Du train matinal pour l'Allemagne où s'embarque ce grand naïf de "Fanta" (pensant partir avec son Contrat de Travail dûment contresigné pour l'Usine "de Coutellerie" Messerschmitt à Augsburg) aux toutes premières pages, jusqu'à celui aux vitres scellées où sont raflés et menés (la plupart en confiance) adultes et enfants "de confession israélite" à la nuit tombée de la dernière page, ce "Deuxième Tome" s'apparente à une véritable Odyssée de l'incertitude régnante. Humble, troublante et déchirante chronique du quotidien morne et dangereux de ces Années sombres...
Le sympathique blond (si bien peigné) qui vous promet vos faux-papiers (que vous devrez payer "plein pot") peut être le même que l'on surprend finalement dans la grosse Berline noire de l'Occupant...

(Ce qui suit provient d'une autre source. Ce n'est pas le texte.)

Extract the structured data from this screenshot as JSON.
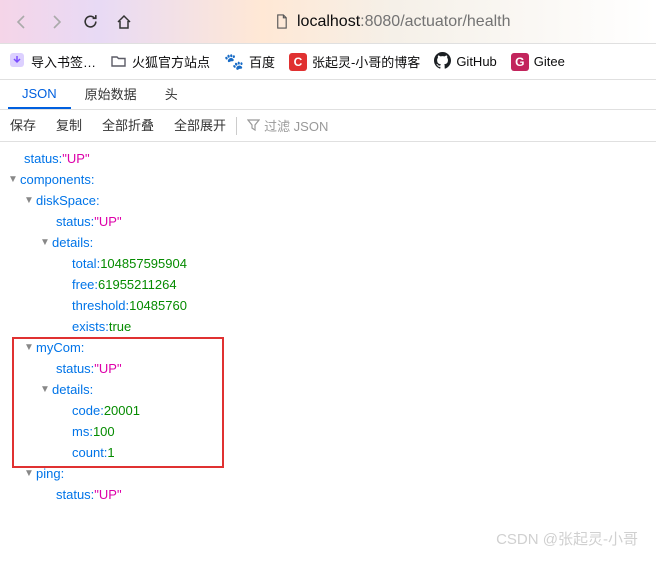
{
  "url": {
    "host": "localhost",
    "port": ":8080",
    "path": "/actuator/health"
  },
  "bookmarks": {
    "import": "导入书签…",
    "firefox": "火狐官方站点",
    "baidu": "百度",
    "blog": "张起灵-小哥的博客",
    "github": "GitHub",
    "gitee": "Gitee"
  },
  "tabs": {
    "json": "JSON",
    "raw": "原始数据",
    "headers": "头"
  },
  "toolbar": {
    "save": "保存",
    "copy": "复制",
    "collapse": "全部折叠",
    "expand": "全部展开",
    "filter": "过滤 JSON"
  },
  "json_labels": {
    "status": "status:",
    "components": "components:",
    "diskSpace": "diskSpace:",
    "details": "details:",
    "total": "total:",
    "free": "free:",
    "threshold": "threshold:",
    "exists": "exists:",
    "myCom": "myCom:",
    "code": "code:",
    "ms": "ms:",
    "count": "count:",
    "ping": "ping:"
  },
  "json_values": {
    "status_up": "\"UP\"",
    "disk_status": "\"UP\"",
    "disk_total": "104857595904",
    "disk_free": "61955211264",
    "disk_threshold": "10485760",
    "disk_exists": "true",
    "mycom_status": "\"UP\"",
    "mycom_code": "20001",
    "mycom_ms": "100",
    "mycom_count": "1",
    "ping_status": "\"UP\""
  },
  "watermark": "CSDN @张起灵-小哥"
}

Le rêve de Spirou (entremêlant les silhouettes de Fantasio et de GrandChapô de façon effrayante) rappelle le cauchemar saharien du Tintin torturé par cet ivrogne de Cap'taine Haddock dans "Le Crabe aux Pinces d'Or" [1941] de
HERGE.
Mais vous laissant découvrir l'extrait de l'Encyclop' en Ligne "Wikipedia" qui lui est consacré :
« En 2008, [
Emile BRAVO] rend hommage à un classique de la bande dessinée franco-belge en signant le quatrième tome de la collection "Une aventure de Spirou et Fantasio par"…. Intitulé "Le
Journal d'un ingénu", cet album imagine les origines du groom inventé par
Rob-Vel soixante-dix ans plus tôt, et connait un large succès critique et commercial. [...] Bravo s'attelle en effet à un projet qui l'occupe durant la quasi-totalité des années 2010 : une suite au "
Journal d'un Ingénu", qui plonge cette fois le groom dans la Seconde Guerre mondiale. Quatre tomes sont prévus pour ce récit de plus de 300 pages intitulée "SPIROU" ou "L'ESPOIR MALGRE TOUT". le premier album, sous-titré "Un Mauvais Départ", sort à la rentrée 2018, après une pré-publication dans le"
Journal de Spirou" en mai de la même année. [...] La deuxième partie intitulé "Un peu plus loin vers l'horreur" paraît en octobre 2019. La troisième partie intitulée "Un départ vers la fin" paraît le 1e octobre 2021. »
Nous sommes décidément au coeur du grand Art : celui d'une culture populaire qui saura patiemment construire une belle notoriété à ce Classique de demain.